The Amazon description claims “The Squared Circle is the first book to acknowledge both the sport’s broader significance and wrestling fans’ keen intellect and sense of irony,” I don’t want to say that’s overstating what’s accomplished in this book but holy shit is that overstating what’s accomplished in this book.

That description is all kinds of demeaning, as if Shoemaker is the first person to every put pen to paper on anything intelligent about professional wrestling which is just not true in any world. Recent examples such as The Death of WCWSex, Lies and HeadlocksA Lion’s TalePain and PassionWrestlers Are Like SeagullsWrestling at the Chase and the ultimate example Mick Foley’s 2000 book Have A Nice Day all presented superiorly intelligent looks at professional wrestling.

A few of those notably Sex, Lies and Headlocks were written by non-wrestlers and attempted to rationalize the scope of professional wrestling (well, mostly WWE) on the greater pop culture psyche. Shoemaker’s book is certainly not the first book to do anything it claims. Does it do a better job than Wrestling for Dummies? Absolutely. Does it blow the doors off the medium like Have A Nice Day did? Certainly not.

I have a tough time being too excited about a book about the pop culture relevance of professional wrestling that ignores Andy Kaufman in Memphis. If we’re talking pop culture and wrestling, that has to be mentioned, it just has to.
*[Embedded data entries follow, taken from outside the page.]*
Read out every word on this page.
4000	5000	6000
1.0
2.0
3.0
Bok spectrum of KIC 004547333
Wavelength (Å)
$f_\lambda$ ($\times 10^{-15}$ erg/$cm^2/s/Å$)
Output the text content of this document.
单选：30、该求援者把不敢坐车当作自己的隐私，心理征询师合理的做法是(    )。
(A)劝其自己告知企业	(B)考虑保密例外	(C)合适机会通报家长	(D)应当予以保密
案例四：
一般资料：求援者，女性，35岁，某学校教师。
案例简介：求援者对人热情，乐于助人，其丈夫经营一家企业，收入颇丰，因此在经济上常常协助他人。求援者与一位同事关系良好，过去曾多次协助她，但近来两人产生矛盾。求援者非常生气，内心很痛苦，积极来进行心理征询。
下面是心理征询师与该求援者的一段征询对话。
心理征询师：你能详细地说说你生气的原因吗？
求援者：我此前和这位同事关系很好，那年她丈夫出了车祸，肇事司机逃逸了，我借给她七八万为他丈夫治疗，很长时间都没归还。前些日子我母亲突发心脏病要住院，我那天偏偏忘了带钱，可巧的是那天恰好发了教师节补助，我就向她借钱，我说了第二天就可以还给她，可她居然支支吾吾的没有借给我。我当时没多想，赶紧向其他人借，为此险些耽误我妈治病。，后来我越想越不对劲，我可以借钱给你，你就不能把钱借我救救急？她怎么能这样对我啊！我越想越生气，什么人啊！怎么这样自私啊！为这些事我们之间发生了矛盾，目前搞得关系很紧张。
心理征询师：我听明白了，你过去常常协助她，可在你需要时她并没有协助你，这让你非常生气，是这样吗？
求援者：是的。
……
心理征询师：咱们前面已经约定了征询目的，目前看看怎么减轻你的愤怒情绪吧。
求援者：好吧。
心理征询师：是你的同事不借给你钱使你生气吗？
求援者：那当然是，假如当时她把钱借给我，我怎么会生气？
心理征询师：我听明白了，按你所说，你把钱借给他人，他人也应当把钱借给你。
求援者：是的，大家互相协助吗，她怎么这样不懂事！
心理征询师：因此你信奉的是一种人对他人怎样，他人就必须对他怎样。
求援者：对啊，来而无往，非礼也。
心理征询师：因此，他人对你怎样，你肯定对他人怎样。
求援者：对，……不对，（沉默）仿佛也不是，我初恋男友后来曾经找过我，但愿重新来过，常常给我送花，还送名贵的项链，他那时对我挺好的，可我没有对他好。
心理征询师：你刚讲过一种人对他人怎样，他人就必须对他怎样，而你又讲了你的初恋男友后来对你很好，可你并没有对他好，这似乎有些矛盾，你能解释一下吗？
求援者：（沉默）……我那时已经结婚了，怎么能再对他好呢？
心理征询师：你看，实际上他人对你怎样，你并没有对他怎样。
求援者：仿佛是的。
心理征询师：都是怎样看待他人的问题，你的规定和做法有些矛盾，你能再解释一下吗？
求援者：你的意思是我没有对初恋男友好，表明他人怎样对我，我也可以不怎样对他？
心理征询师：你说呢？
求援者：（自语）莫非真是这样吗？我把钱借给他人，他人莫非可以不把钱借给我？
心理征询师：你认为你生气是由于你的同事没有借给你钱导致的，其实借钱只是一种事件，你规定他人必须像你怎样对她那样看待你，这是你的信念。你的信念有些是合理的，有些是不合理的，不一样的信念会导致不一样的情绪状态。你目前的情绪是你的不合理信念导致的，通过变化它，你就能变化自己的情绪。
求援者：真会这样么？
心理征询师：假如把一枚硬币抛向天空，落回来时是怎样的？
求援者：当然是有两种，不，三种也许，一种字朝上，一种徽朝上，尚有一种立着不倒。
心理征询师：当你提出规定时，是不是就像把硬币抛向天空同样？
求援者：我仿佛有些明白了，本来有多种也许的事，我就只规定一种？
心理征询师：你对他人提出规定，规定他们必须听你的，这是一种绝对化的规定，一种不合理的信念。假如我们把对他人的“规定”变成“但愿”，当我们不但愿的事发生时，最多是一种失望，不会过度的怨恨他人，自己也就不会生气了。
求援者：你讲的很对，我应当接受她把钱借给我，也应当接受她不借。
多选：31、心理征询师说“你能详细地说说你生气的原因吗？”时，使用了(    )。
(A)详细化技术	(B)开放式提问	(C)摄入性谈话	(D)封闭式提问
Kaufman, Jerry Lawler and Jimmy Hart literally had the television and movie world fixated on a relatively small territory in Tennessee.

“The Masked Man” makes no mention of the relevance Lucha Libre stars have on Mexican pop culture, movies and television, which far outweighs anything any American wrestler could even strive towards. Antonio Inoki was elected to public office in Japan exclusively on the merits of his professional wrestling background. These are important examinations of wrestling’s impact on pop culture, Road Warrior Hawk isn’t.
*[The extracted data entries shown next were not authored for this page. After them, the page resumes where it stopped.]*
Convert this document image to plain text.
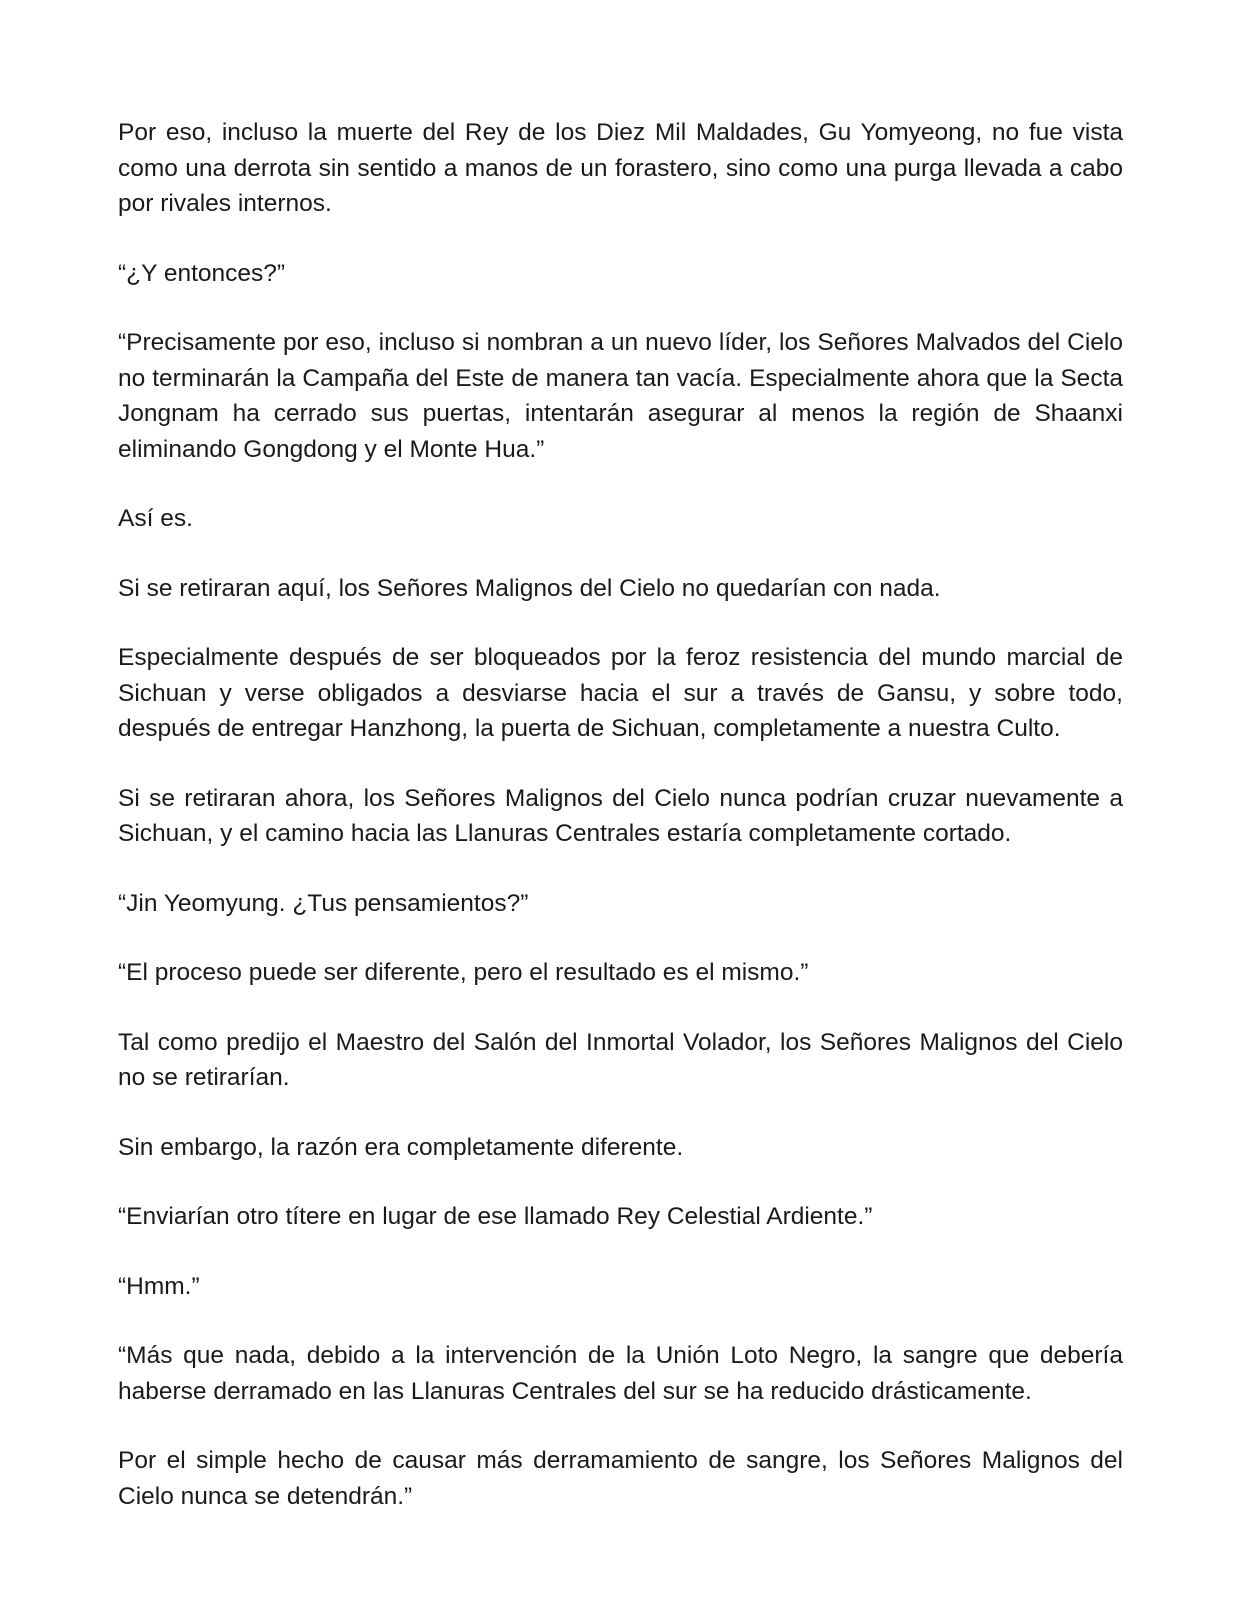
Por eso, incluso la muerte del Rey de los Diez Mil Maldades, Gu Yomyeong, no fue vista como una derrota sin sentido a manos de un forastero, sino como una purga llevada a cabo por rivales internos.

“¿Y entonces?”

“Precisamente por eso, incluso si nombran a un nuevo líder, los Señores Malvados del Cielo no terminarán la Campaña del Este de manera tan vacía. Especialmente ahora que la Secta Jongnam ha cerrado sus puertas, intentarán asegurar al menos la región de Shaanxi eliminando Gongdong y el Monte Hua.”

Así es.

Si se retiraran aquí, los Señores Malignos del Cielo no quedarían con nada.

Especialmente después de ser bloqueados por la feroz resistencia del mundo marcial de Sichuan y verse obligados a desviarse hacia el sur a través de Gansu, y sobre todo, después de entregar Hanzhong, la puerta de Sichuan, completamente a nuestra Culto.

Si se retiraran ahora, los Señores Malignos del Cielo nunca podrían cruzar nuevamente a Sichuan, y el camino hacia las Llanuras Centrales estaría completamente cortado.

“Jin Yeomyung. ¿Tus pensamientos?”

“El proceso puede ser diferente, pero el resultado es el mismo.”

Tal como predijo el Maestro del Salón del Inmortal Volador, los Señores Malignos del Cielo no se retirarían.

Sin embargo, la razón era completamente diferente.

“Enviarían otro títere en lugar de ese llamado Rey Celestial Ardiente.”

“Hmm.”

“Más que nada, debido a la intervención de la Unión Loto Negro, la sangre que debería haberse derramado en las Llanuras Centrales del sur se ha reducido drásticamente.

Por el simple hecho de causar más derramamiento de sangre, los Señores Malignos del Cielo nunca se detendrán.”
That’s not to say it doesn’t have a place on a wrestling fan’s shelf. It’s a well-written book and follows a structured (albeit confusing) format.

If you’re on the outside looking in and don’t understand why millions of people watch this stuff, it’s a good place to start. If you stopped watching in 2001 because the Invasion angle pissed you off and you recently wondered, “Hey whatever happened to those Legion of Doom guys?” this is a great book for you.

If you’re a hardcore wrestling fan, Wrestling Observer subscriber and someone who has read most of the professional wrestling books published and you were hoping for a book that examined professional wrestling over its history both in-ring and out like never before, you’re going to have to look elsewhere.